Other evidence supporting the idea that the symmetry-driven numerosity underestimation is driven by grouping mechanisms is that the interindividual variability in underestimation was correlated with self-reported autistic traits (AQ), as previously reported for connectedness-induced underestimation28. This has been interpreted to reflect differences in perceptual styles across individuals, with those with higher AQ scores being more detail-oriented28, consistent with many theories of autism30. The strength of the relationship between numerosity underestimation and AQ scores observed in the current study was slightly weaker than that found by Pomè et al.28, possibly because symmetry is an implicit (and possibly weaker) grouping cue than connecting dots directly. However, both the current and previous28 studies suggest that investigating perceptual grouping indirectly by measuring individual differences on apparent numerosity is a promising way to assess differences in perceptual styles between individuals. It may also be interesting to try other, more direct tests of grouping, to test populations in which inter-individual variability is higher such as children or clinical.

The grouping interpretation is not necessarily at odds with the attentional account previously proposed, as attention might be necessary for grouping. Indeed, when attention is diverted, the connectedness effect on numerosity is considerably reduced37. Depriving attention did not affect the connectedness illusion in the density regime, suggesting that the absence of this effect in the density regime should not be ascribed to the deployment of larger attentional resources. It would be interesting to test the effect of attention deprivation on symmetry-induced numerosity biases. Like the connectedness effect, we expect that numerosity underestimation in the estimation regime may be attention-dependent, as attention may assist in segregating scenes into groups.

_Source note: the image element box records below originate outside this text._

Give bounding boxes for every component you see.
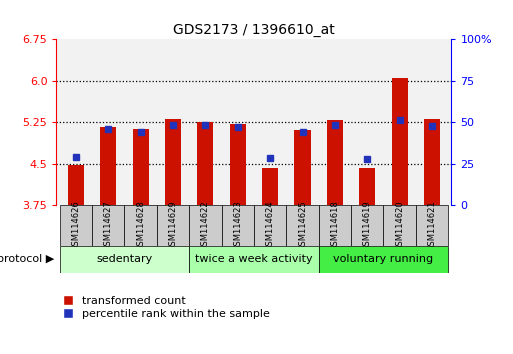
Bar <box>327 120 343 205</box>
Text: GSM114618: GSM114618 <box>330 200 340 251</box>
Text: GSM114628: GSM114628 <box>136 200 145 251</box>
Legend: transformed count, percentile rank within the sample: transformed count, percentile rank withi… <box>57 296 270 319</box>
Text: GSM114621: GSM114621 <box>427 200 437 251</box>
Text: GSM114625: GSM114625 <box>298 200 307 251</box>
Bar <box>189 205 222 246</box>
Bar <box>198 122 213 205</box>
Bar <box>60 205 92 246</box>
Bar <box>230 124 246 205</box>
Text: GSM114623: GSM114623 <box>233 200 242 251</box>
Bar <box>60 246 189 273</box>
Bar <box>189 246 319 273</box>
Bar <box>359 168 376 205</box>
Bar <box>262 167 278 205</box>
Text: twice a week activity: twice a week activity <box>195 254 313 264</box>
Bar <box>391 78 408 205</box>
Title: GDS2173 / 1396610_at: GDS2173 / 1396610_at <box>173 23 335 36</box>
Bar <box>424 119 440 205</box>
Text: GSM114619: GSM114619 <box>363 200 372 251</box>
Bar <box>132 129 149 205</box>
Text: protocol ▶: protocol ▶ <box>0 254 54 264</box>
Bar <box>294 131 310 205</box>
Text: GSM114624: GSM114624 <box>266 200 274 251</box>
Text: sedentary: sedentary <box>96 254 152 264</box>
Bar <box>351 205 383 246</box>
Bar <box>383 205 416 246</box>
Bar <box>157 205 189 246</box>
Text: GSM114620: GSM114620 <box>395 200 404 251</box>
Bar <box>125 205 157 246</box>
Bar <box>100 127 116 205</box>
Bar <box>319 246 448 273</box>
Bar <box>222 205 254 246</box>
Bar <box>92 205 125 246</box>
Text: GSM114627: GSM114627 <box>104 200 113 251</box>
Bar <box>165 119 181 205</box>
Bar <box>416 205 448 246</box>
Text: voluntary running: voluntary running <box>333 254 433 264</box>
Bar <box>319 205 351 246</box>
Text: GSM114626: GSM114626 <box>71 200 81 251</box>
Text: GSM114629: GSM114629 <box>168 200 177 251</box>
Bar <box>254 205 286 246</box>
Bar <box>286 205 319 246</box>
Text: GSM114622: GSM114622 <box>201 200 210 251</box>
Bar <box>68 165 84 205</box>
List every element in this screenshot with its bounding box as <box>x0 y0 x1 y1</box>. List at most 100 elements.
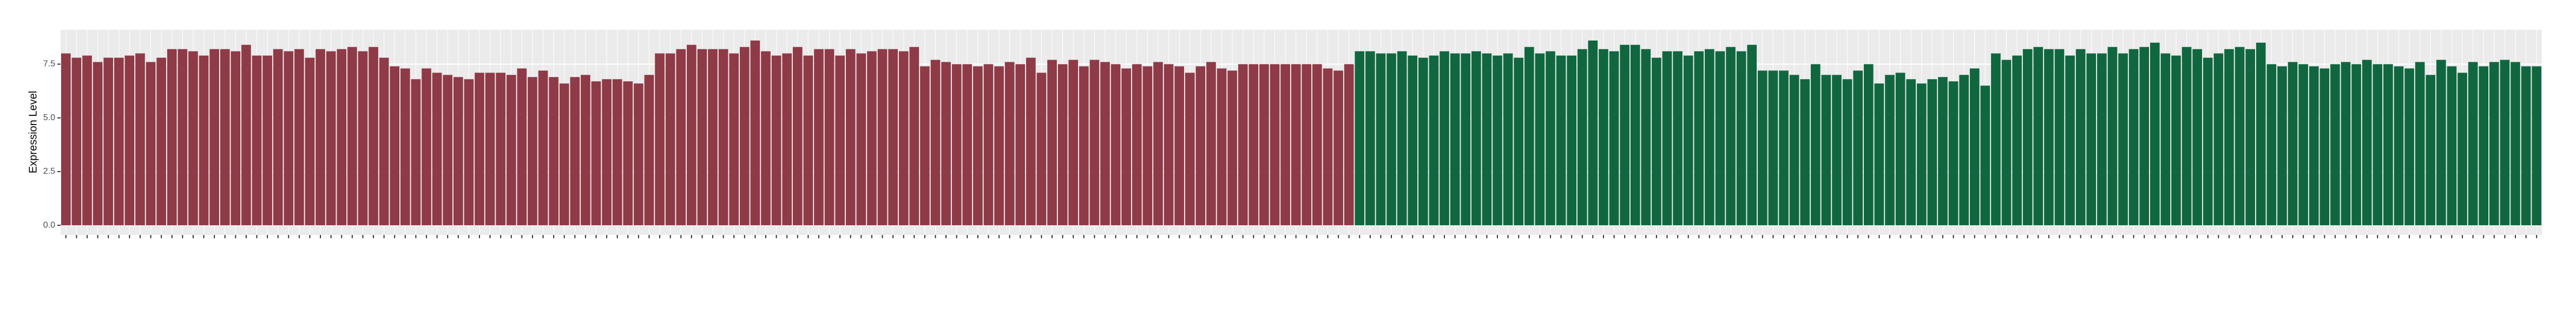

Future studies could attempt to characterize the neural substrate underlying the interaction between symmetry and numerosity perception, as they have with the connectedness effect23,38. Imaging studies have identified areas involved in symmetry perception along both the dorsal and ventral pathways39,40. These regions overlap or are in close proximity to regions supporting numerosity perception41,42,43,44,45,46,47 and might therefore facilitate the observed interference.

To conclude, the present study suggests that symmetry induces numerosity underestimation by triggering grouping mechanisms that impact on visual appearance. The results support and extend previous studies showing that numerosity (but not density) perception operates on perceptually segregable objects19.